Ousted Brookings economist lashes back at Warren
A Brookings Institution economist forced this week to resign from the left-leaning think take amid questions raised by Sen. Elizabeth Warren is lashing back, comparing the liberal lawmaker’s inquiry to tactics one might expect from Donald Trump.
Robert Litan, now a former nonresident senior economics fellow at Brookings, resigned on Tuesday after Warren (D-Mass.) suggested he was peddling an industry-backed study critical of the administration’s proposed regulations for financial advisers.
“Do I feel bullied? I think Senator Warren’s intent was to shoot the messenger rather to directly address the message,” Litan said in an interview. “I was the messenger. She launched an indirect attack on me which in my opinion was baseless. I wrote a report that I fully stand behind and I did nothing wrong.”

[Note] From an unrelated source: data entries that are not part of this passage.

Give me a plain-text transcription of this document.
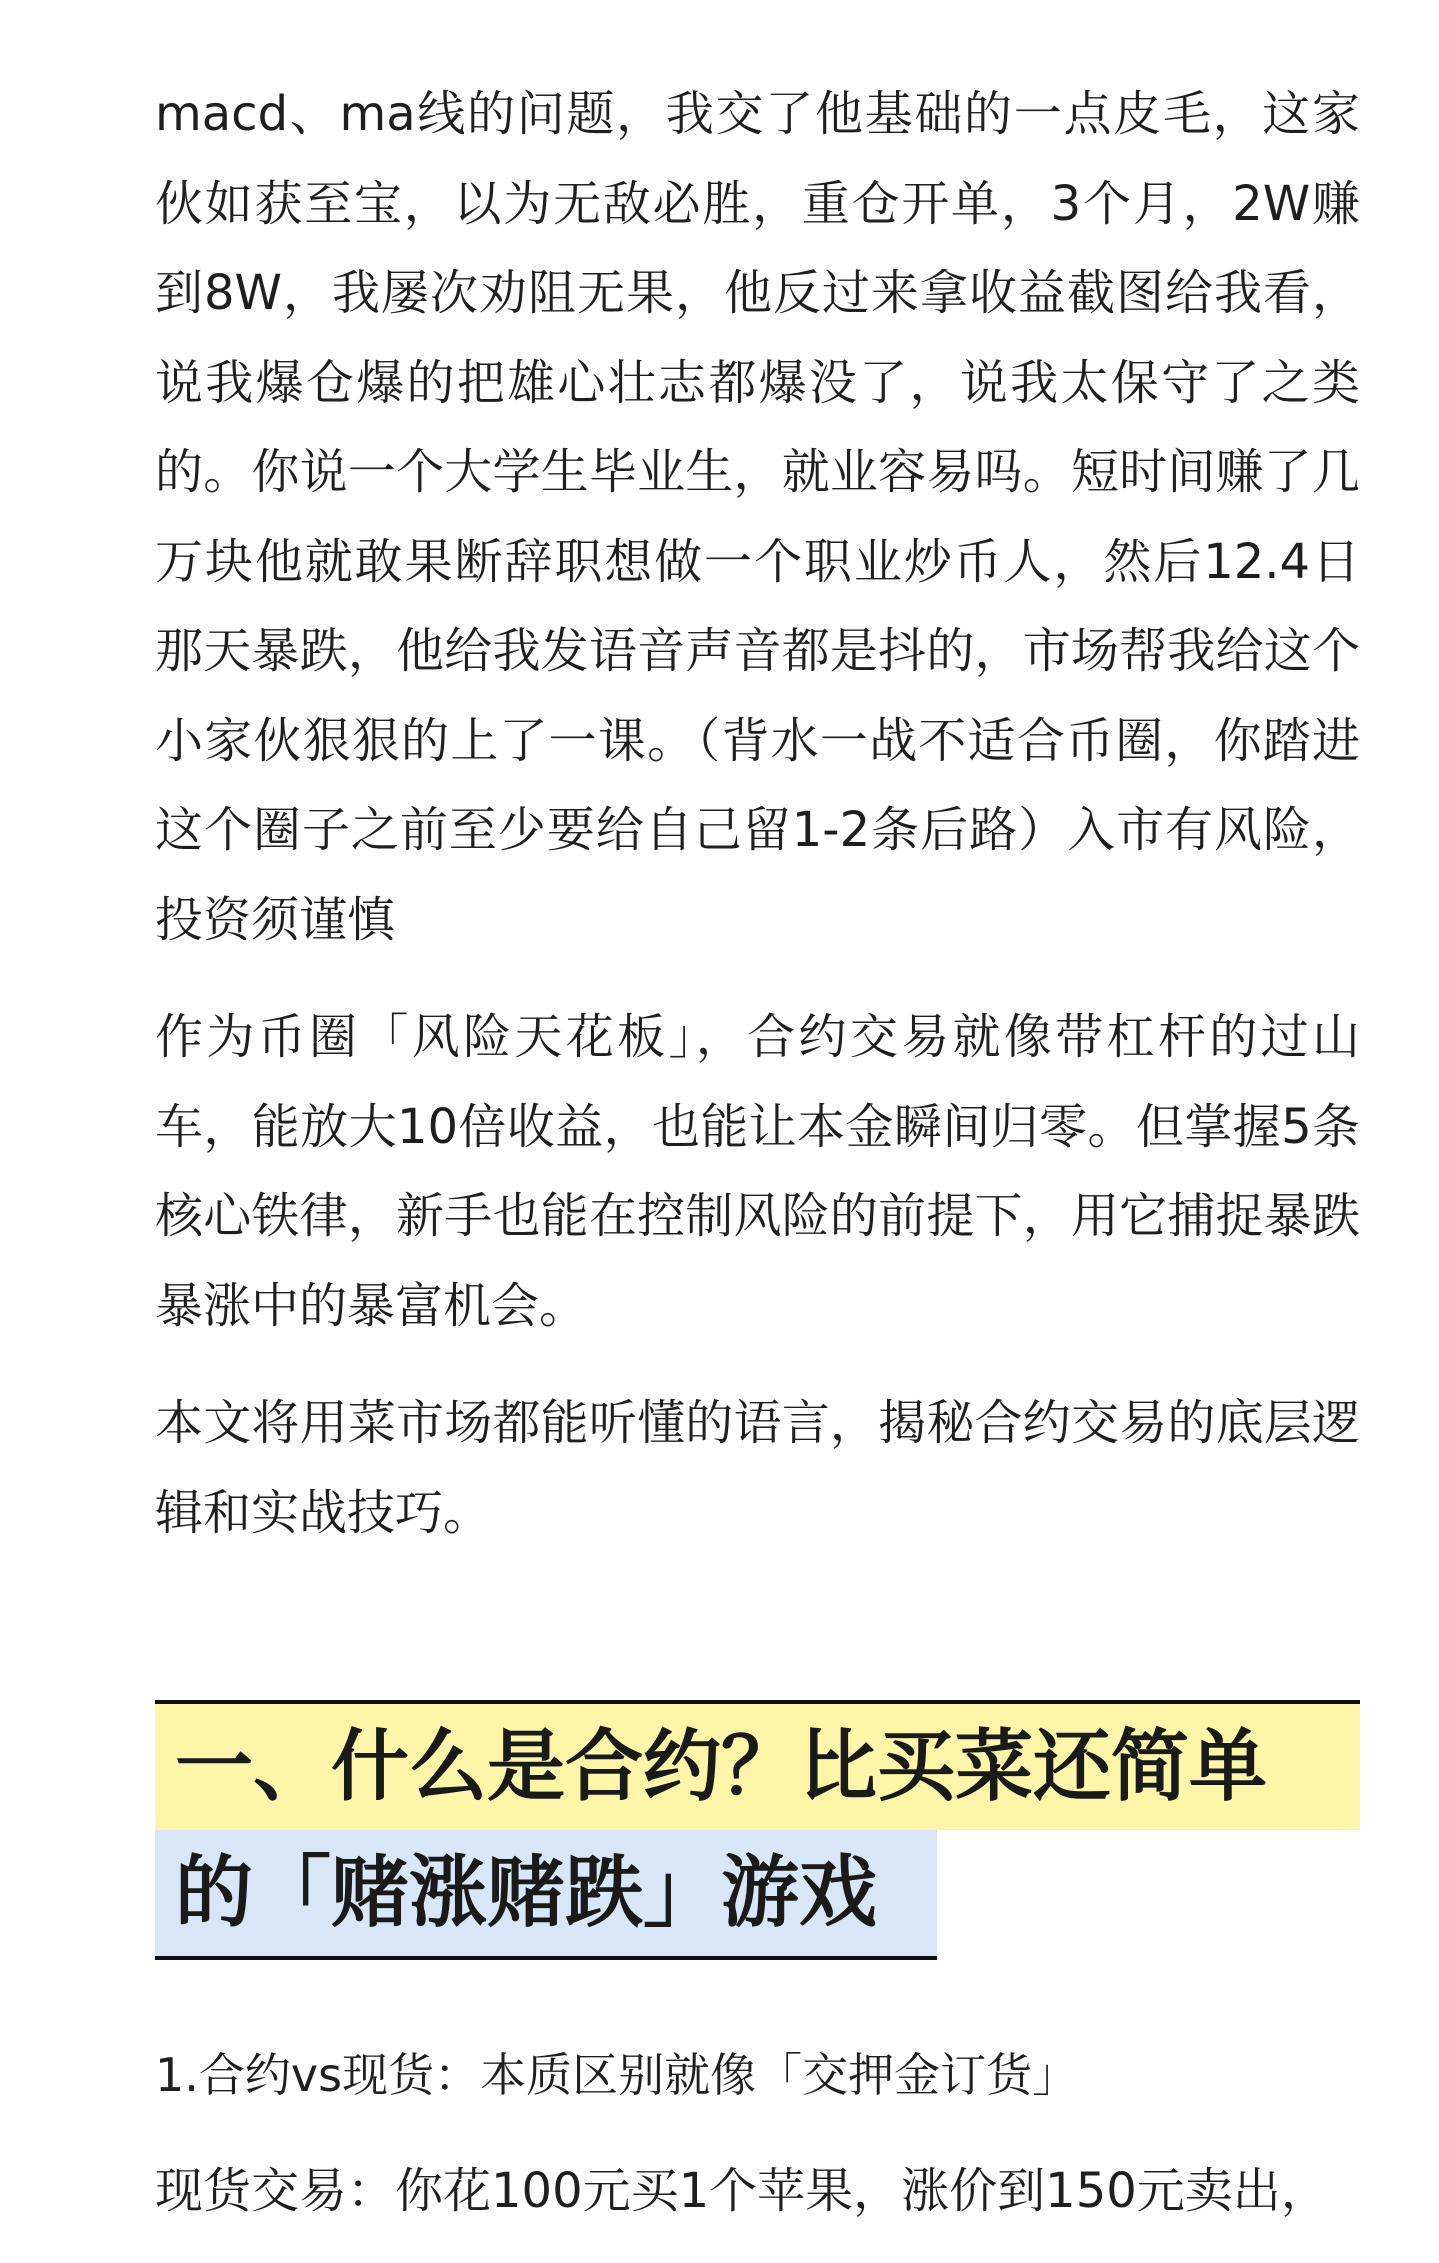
macd、ma线的问题，我交了他基础的一点皮毛，这家伙如获至宝，以为无敌必胜，重仓开单，3个月，2W赚到8W，我屡次劝阻无果，他反过来拿收益截图给我看，说我爆仓爆的把雄心壮志都爆没了，说我太保守了之类的。你说一个大学生毕业生，就业容易吗。短时间赚了几万块他就敢果断辞职想做一个职业炒币人，然后12.4日那天暴跌，他给我发语音声音都是抖的，市场帮我给这个小家伙狠狠的上了一课。（背水一战不适合币圈，你踏进这个圈子之前至少要给自己留1-2条后路）入市有风险，投资须谨慎

作为币圈「风险天花板」，合约交易就像带杠杆的过山车，能放大10倍收益，也能让本金瞬间归零。但掌握5条核心铁律，新手也能在控制风险的前提下，用它捕捉暴跌暴涨中的暴富机会。

本文将用菜市场都能听懂的语言，揭秘合约交易的底层逻辑和实战技巧。

一、什么是合约？比买菜还简单
的「赌涨赌跌」游戏

1.合约vs现货：本质区别就像「交押金订货」

现货交易：你花100元买1个苹果，涨价到150元卖出，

Litan said that Warren is representative of “a view in this country that’s always looking for a scapegoat, similar to Donald Trump.”
“I’ve had a 40-plus year off-and-on affiliation with Brookings. I stand by what I’ve written. I have a high degree of professional integrity. I think that Sen. Warren has tried to damage my credibility and I hope it doesn’t work,” he said.
In a statement Wednesday, Warren spokeswoman Lacey Rose characterized Litan’s research as “phony.”
“Big oil companies shouldn’t be able to peddle phony research on climate change, and the financial industry shouldn’t be able to support phony economics hiding behind a think tank,” Rose said in a statement.
Rose reiterated Warren’s assertion that Litan was using Brookings to promote the industry-funded study, pointing to his submitted Congressional testimony.
“People expect think tanks to be independent in the research they produce, and the fact that more and more of their work is funded by wealthy corporate interests — often in secret — further tilts the playing field for those with money and power,” Rose said.
Warren sent a letter to Brookings on Tuesday to Brookings President Strobe Talbott saying that she was “concerned about financial conflicts of interest in a recent study authored by [Litan].”
Most congressional Republicans and roughly 100 Democrats oppose the so-called fiduciary rule, which is championed by Warren and President Obama and strenuously opposed by top industry groups in Washington.
This past summer, Litan and Hal Singer, a senior fellow at the Progressive Policy Institute, published a study that was commissioned by the business community.
The study is marketed as conducted by Economists, Inc., with Brookings mentioned only in a footnote referencing Litan’s background. Litan made no mention of Brookings during his oral testimony when he testified before the Senate about the study earlier this year.
In his submitted testimony, Litan only referenced Brookings as one of his titles and he made clear that the study “was supported by the Capital Group, one of the largest mutual fund asset managers in the United States.”
Litan said that Brookings officials changed their policy within the past year, forbidding Brookings nonresident fellows from mentioning their titles when promoting their work outside of the think tank.
He said that the issue was brought to his attention after the hearing but that it wasn’t until Warren’s letter this week that “the tone of our conversations changed completely.”
“What she did was make a mountain out of a molehill,” Litan said. “She mischaracterized my position and gave the false impression that the Capitol Group dictated the content of the report. That’s not true. She gave the wrong impression about what happened.”